At Cheltenham’s November fixture meeting, Emmet Mullins won the Greatwood Hurdle with The Shunter and there seems little question of Emmet’s Uncle Willie becoming champion trainer yet again at the forthcoming Festival. At the 2020 event, the last big race meeting most of us were able to attend, the Irish won 17 of the 28 races with 14 of them shared by Willie and his biggest Irish rival Gordon Elliott. More sobering figures leapt out at me from the Racing Post this week: four of the past five winners of the Gold Cup and of the Ryanair Chase were trained in Ireland and five of the past six winners of the Marsh Novices’ Chase too. Underlining future potential, the Irish had a 1-2-3 in that race last March.

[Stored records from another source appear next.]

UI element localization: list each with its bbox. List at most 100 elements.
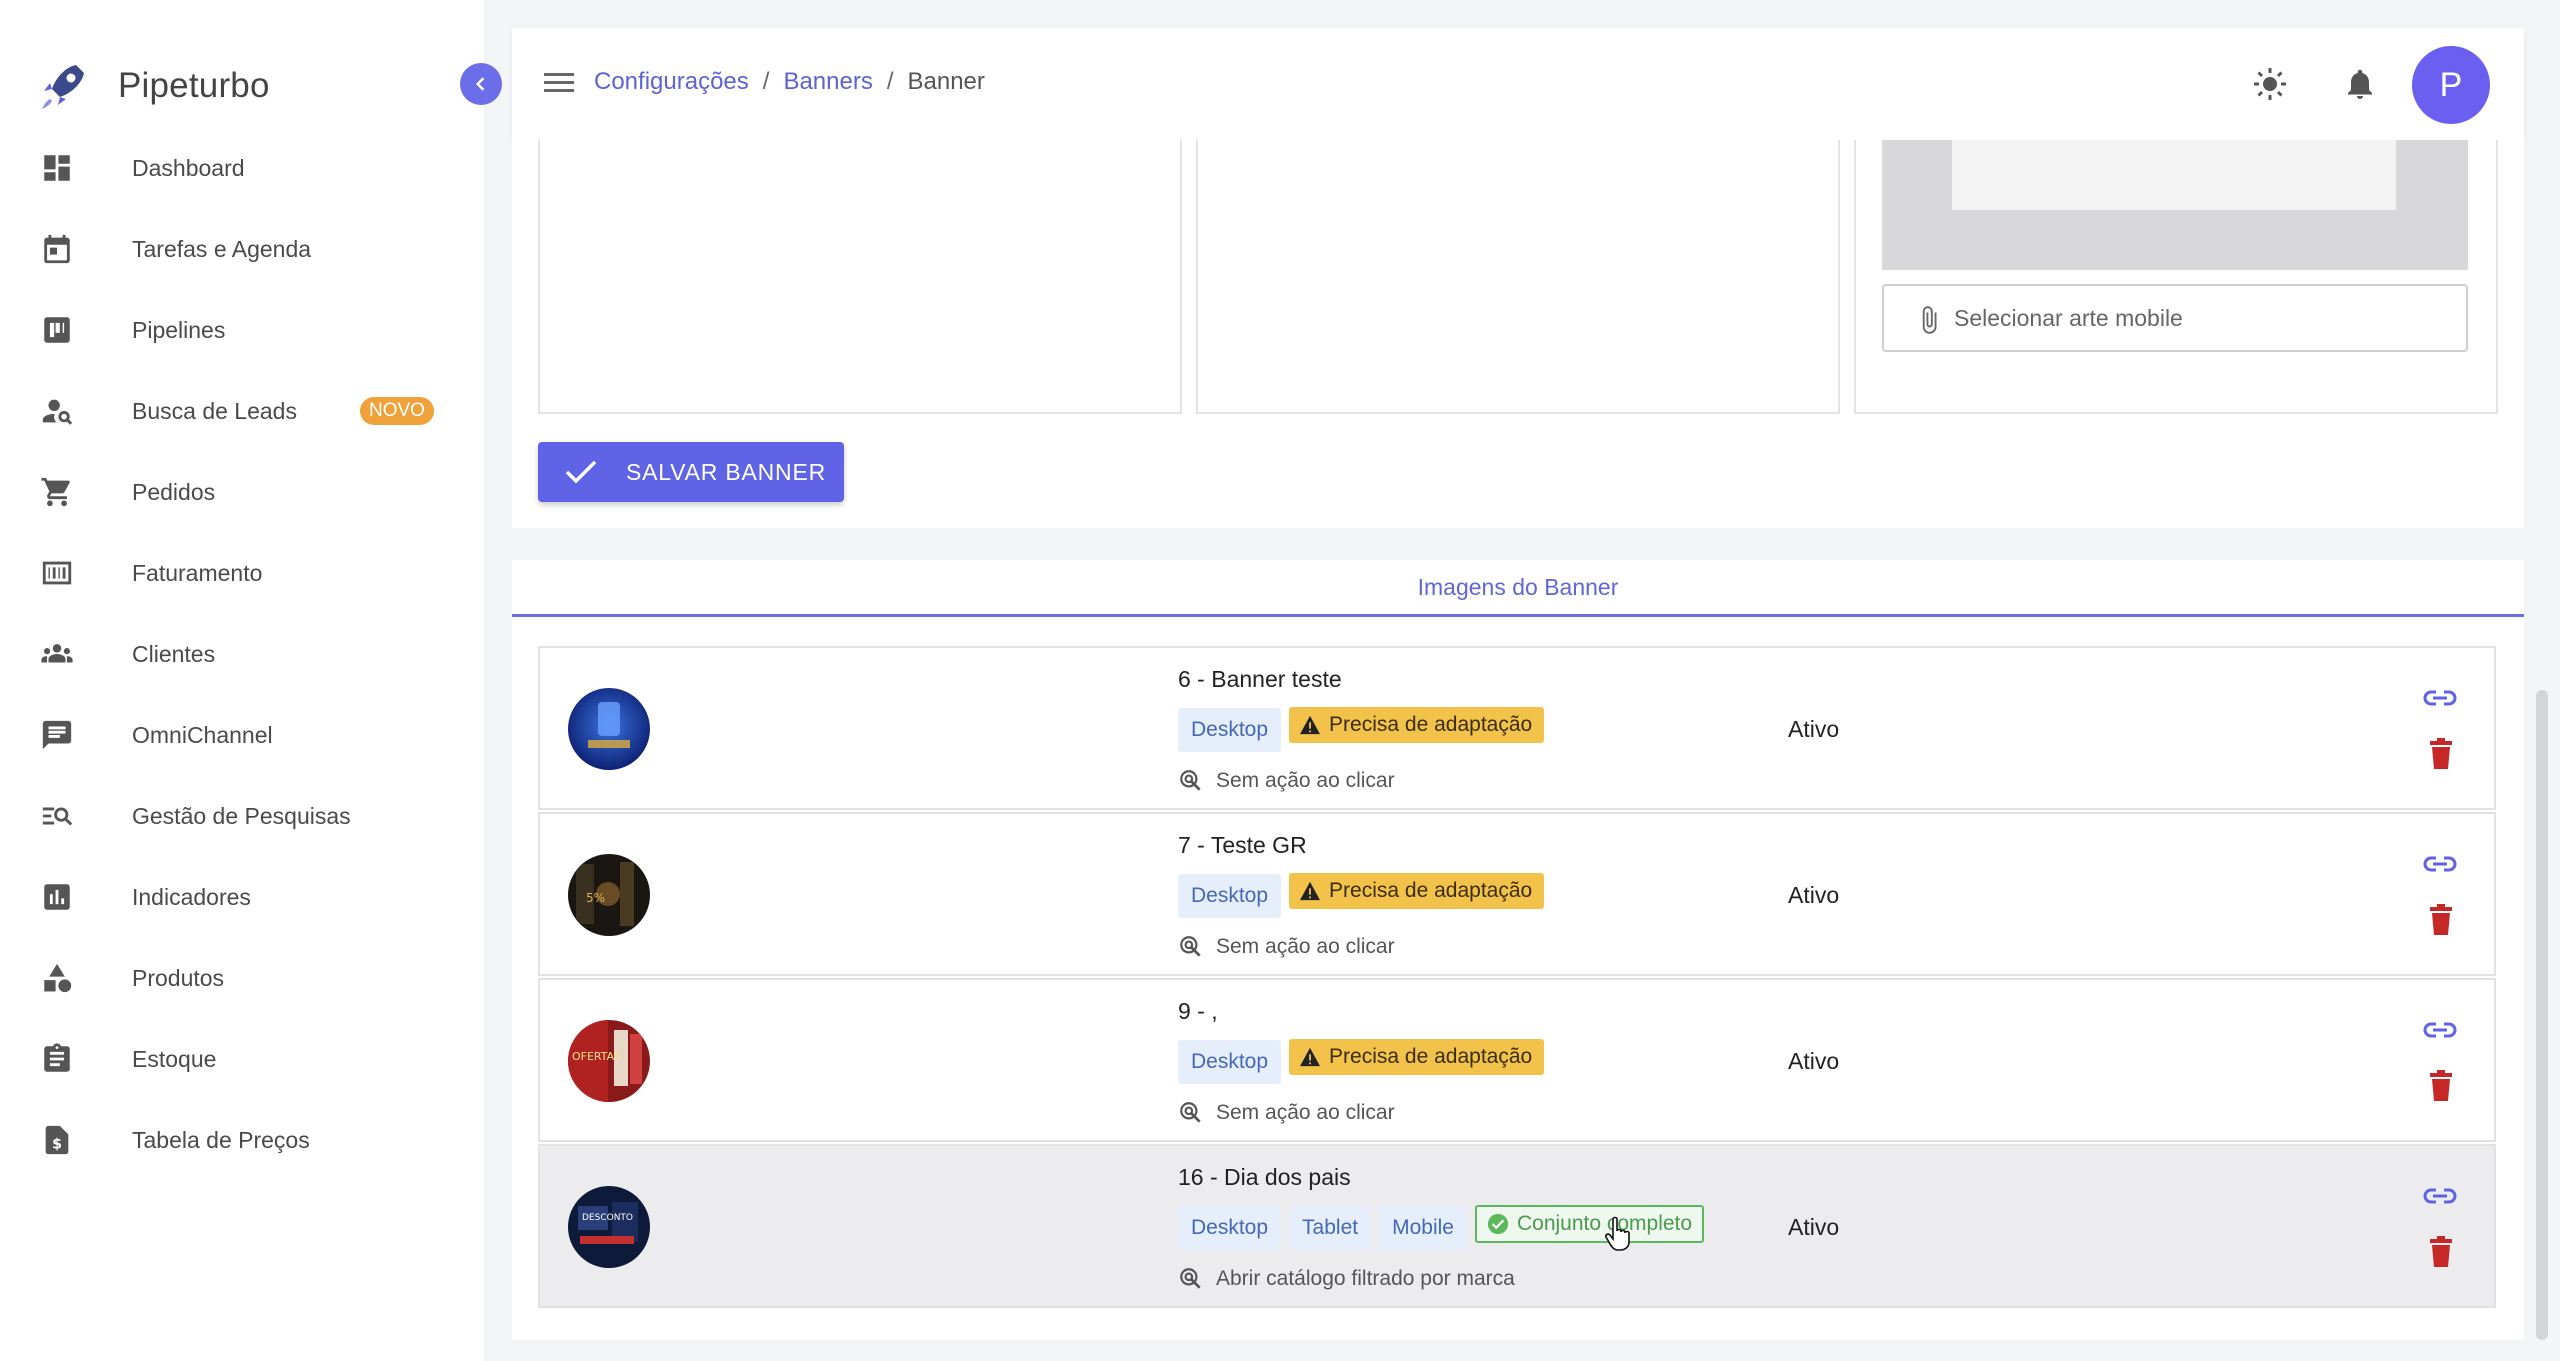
new-badge: NOVO [360,397,434,425]
svg-text:$: $ [52,1137,62,1153]
paperclip-icon [1922,306,1937,334]
sidebar-item-omnichannel[interactable]: OmniChannel [0,705,484,765]
warning-badge-text: Precisa de adaptação [1329,879,1533,902]
device-chip-desktop: Desktop [1178,874,1282,918]
banner-thumbnail: 5% [568,854,650,936]
click-action: Sem ação ao clicar [1178,1100,1395,1126]
delete-trash-icon[interactable] [2428,904,2454,936]
click-action-text: Sem ação ao clicar [1216,769,1395,792]
click-action-text: Sem ação ao clicar [1216,935,1395,958]
adaptation-warning-badge: Precisa de adaptação [1289,1039,1545,1075]
sidebar-item-busca-de-leads[interactable]: Busca de Leads NOVO [0,381,484,441]
calendar-icon [38,230,76,268]
top-bar: Configurações / Banners / Banner P [512,28,2524,140]
link-icon[interactable] [2422,1018,2458,1042]
warning-badge-text: Precisa de adaptação [1329,1045,1533,1068]
sidebar-item-label: Faturamento [132,559,263,586]
rocket-logo-icon [42,65,84,109]
table-row[interactable]: 5% 7 - Teste GR Desktop Precisa de adapt… [538,812,2496,976]
warning-badge-text: Precisa de adaptação [1329,713,1533,736]
sidebar-item-estoque[interactable]: Estoque [0,1029,484,1089]
breadcrumb-banners[interactable]: Banners [783,68,872,96]
sidebar-item-label: Pipelines [132,316,226,343]
sidebar-item-label: Produtos [132,964,225,991]
menu-icon[interactable] [542,68,576,98]
save-banner-label: SALVAR BANNER [626,458,826,485]
banner-title: 16 - Dia dos pais [1178,1164,1351,1190]
cart-icon [38,473,76,511]
sidebar-item-label: Tabela de Preços [132,1126,310,1153]
delete-trash-icon[interactable] [2428,1070,2454,1102]
sidebar-item-label: Dashboard [132,154,245,181]
user-avatar[interactable]: P [2412,46,2490,124]
breadcrumb-separator: / [886,68,894,95]
touch-action-icon [1180,936,1201,957]
shapes-icon [38,959,76,997]
person-search-icon [38,392,76,430]
banner-title: 7 - Teste GR [1178,832,1307,858]
link-icon[interactable] [2422,852,2458,876]
table-row[interactable]: 6 - Banner teste Desktop Precisa de adap… [538,646,2496,810]
link-icon[interactable] [2422,686,2458,710]
svg-text:5%: 5% [586,891,605,905]
complete-set-badge: Conjunto completo [1474,1205,1705,1243]
collapse-sidebar-button[interactable] [460,63,502,105]
vertical-scrollbar[interactable] [2536,690,2548,1340]
sidebar-item-gestao-de-pesquisas[interactable]: Gestão de Pesquisas [0,786,484,846]
device-chip-desktop: Desktop [1178,1040,1282,1084]
sidebar-item-label: Busca de Leads [132,397,297,424]
notifications-bell-icon[interactable] [2342,66,2378,102]
sidebar-item-label: Clientes [132,640,216,667]
status-text: Ativo [1788,1048,1840,1074]
sidebar-item-dashboard[interactable]: Dashboard [0,138,484,198]
sidebar-item-label: OmniChannel [132,721,273,748]
sidebar: Pipeturbo Dashboard Tarefas e Agenda Pip… [0,0,484,1361]
warning-icon [1300,1047,1321,1067]
svg-text:DESCONTO: DESCONTO [582,1213,633,1223]
svg-text:OFERTAS: OFERTAS [572,1050,621,1063]
dashboard-icon [38,149,76,187]
device-chip-mobile: Mobile [1379,1206,1467,1250]
click-action: Sem ação ao clicar [1178,934,1395,960]
banner-thumbnail [568,688,650,770]
tablet-art-panel [1196,140,1840,414]
people-icon [38,635,76,673]
breadcrumb-separator: / [762,68,770,95]
sidebar-item-produtos[interactable]: Produtos [0,948,484,1008]
mobile-art-file-input[interactable]: Selecionar arte mobile [1882,284,2468,352]
mobile-preview-image [1952,140,2396,210]
sidebar-item-tarefas[interactable]: Tarefas e Agenda [0,219,484,279]
search-list-icon [38,797,76,835]
sidebar-item-label: Tarefas e Agenda [132,235,312,262]
sidebar-item-tabela-de-precos[interactable]: $ Tabela de Preços [0,1110,484,1170]
sidebar-item-faturamento[interactable]: Faturamento [0,543,484,603]
billing-icon [38,554,76,592]
delete-trash-icon[interactable] [2428,738,2454,770]
touch-action-icon [1180,770,1201,791]
sidebar-item-pipelines[interactable]: Pipelines [0,300,484,360]
sidebar-item-label: Gestão de Pesquisas [132,802,351,829]
device-chip-desktop: Desktop [1178,1206,1282,1250]
table-row[interactable]: DESCONTO 16 - Dia dos pais Desktop Table… [538,1144,2496,1308]
brand[interactable]: Pipeturbo [36,58,270,114]
save-banner-button[interactable]: SALVAR BANNER [538,442,844,502]
sidebar-item-pedidos[interactable]: Pedidos [0,462,484,522]
click-action: Abrir catálogo filtrado por marca [1178,1266,1515,1292]
adaptation-warning-badge: Precisa de adaptação [1289,873,1545,909]
link-icon[interactable] [2422,1184,2458,1208]
theme-toggle-sun-icon[interactable] [2252,66,2288,102]
warning-icon [1300,881,1321,901]
sidebar-item-label: Indicadores [132,883,251,910]
delete-trash-icon[interactable] [2428,1236,2454,1268]
sidebar-item-indicadores[interactable]: Indicadores [0,867,484,927]
table-row[interactable]: OFERTAS 9 - , Desktop Precisa de adaptaç… [538,978,2496,1142]
device-chip-desktop: Desktop [1178,708,1282,752]
mobile-art-placeholder: Selecionar arte mobile [1954,304,2183,331]
sidebar-item-clientes[interactable]: Clientes [0,624,484,684]
check-icon [565,460,597,484]
breadcrumb-configuracoes[interactable]: Configurações [594,68,749,96]
touch-action-icon [1180,1268,1201,1289]
tab-imagens-do-banner[interactable]: Imagens do Banner [512,574,2524,601]
device-chips: Desktop Precisa de adaptação [1178,1039,1545,1084]
sidebar-item-label: Pedidos [132,478,216,505]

Ireland boasts the ante-post favourites this year for the Gold Cup (the hat trick-seeking Al Boum Photo), the Champion Hurdle (Honeysuckle), the Queen Mother Champion Chase (Chacun Pour Soi), the Ryanair Chase (Allaho), the Marsh Novices’ Chase (Envoi Allen), the Brown Advisory Novices’ Chase (Monkfish), the Supreme Novices’ Hurdle (Appreciate It), the Triumph Hurdle (Zanahiyr), the Mares’ Hurdle (Concertista) and the Champion Bumper (Kilcruit), the vast bulk of them trained by Willie Mullins. Of the key races, only the Arkle Chase, with Nicky Henderson’s Shishkin shading ahead of Willie’s Energumene, and the Stayers’ Hurdle, with Emma Lavelle’s Paisley Park seeking a repeat of his 2019 victory, have English-trained favourites.
To the Irish racing is lifeblood and a crucial currency. There was chariot racing on the Curragh as early as 110 BC, horse-racing in Galway in the 13th century. In 1673 Sir William Temple wrote to Charles II noting: ‘Horses in Ireland are a drug… We see horses bred of excellent shape and vigour and size so as to reach great prices at home and encourage strangers to find the market here.’ Ireland has more thoroughbreds and more racecourses per head of population than anywhere. Whether the Cheltenham Festival has come to dominate jump racing in Britain to an unhealthy extent is currently much debated but to the Irish there is no question that the true test of their jumping horses’ worth is to send them to Gloucestershire in March to take on the best opposition the Old Enemy can muster and to win.
The fearsome way Irish punters support their favourites is as much about patriotism as profit, typified for me by the Irish punter who one year won a small fortune on Irish runners over the first two days, enough to pay off the mortgage on his house, and then lost it all when Danoli, to the Irish ‘the people’s horse’, took a fall. He shrugged off disaster with the reflection: ‘Well, to be sure it’s only a small house anyway.’
What a tragedy it is that we won’t all be at this year’s Festival to share a Guinness or two and watch them in action.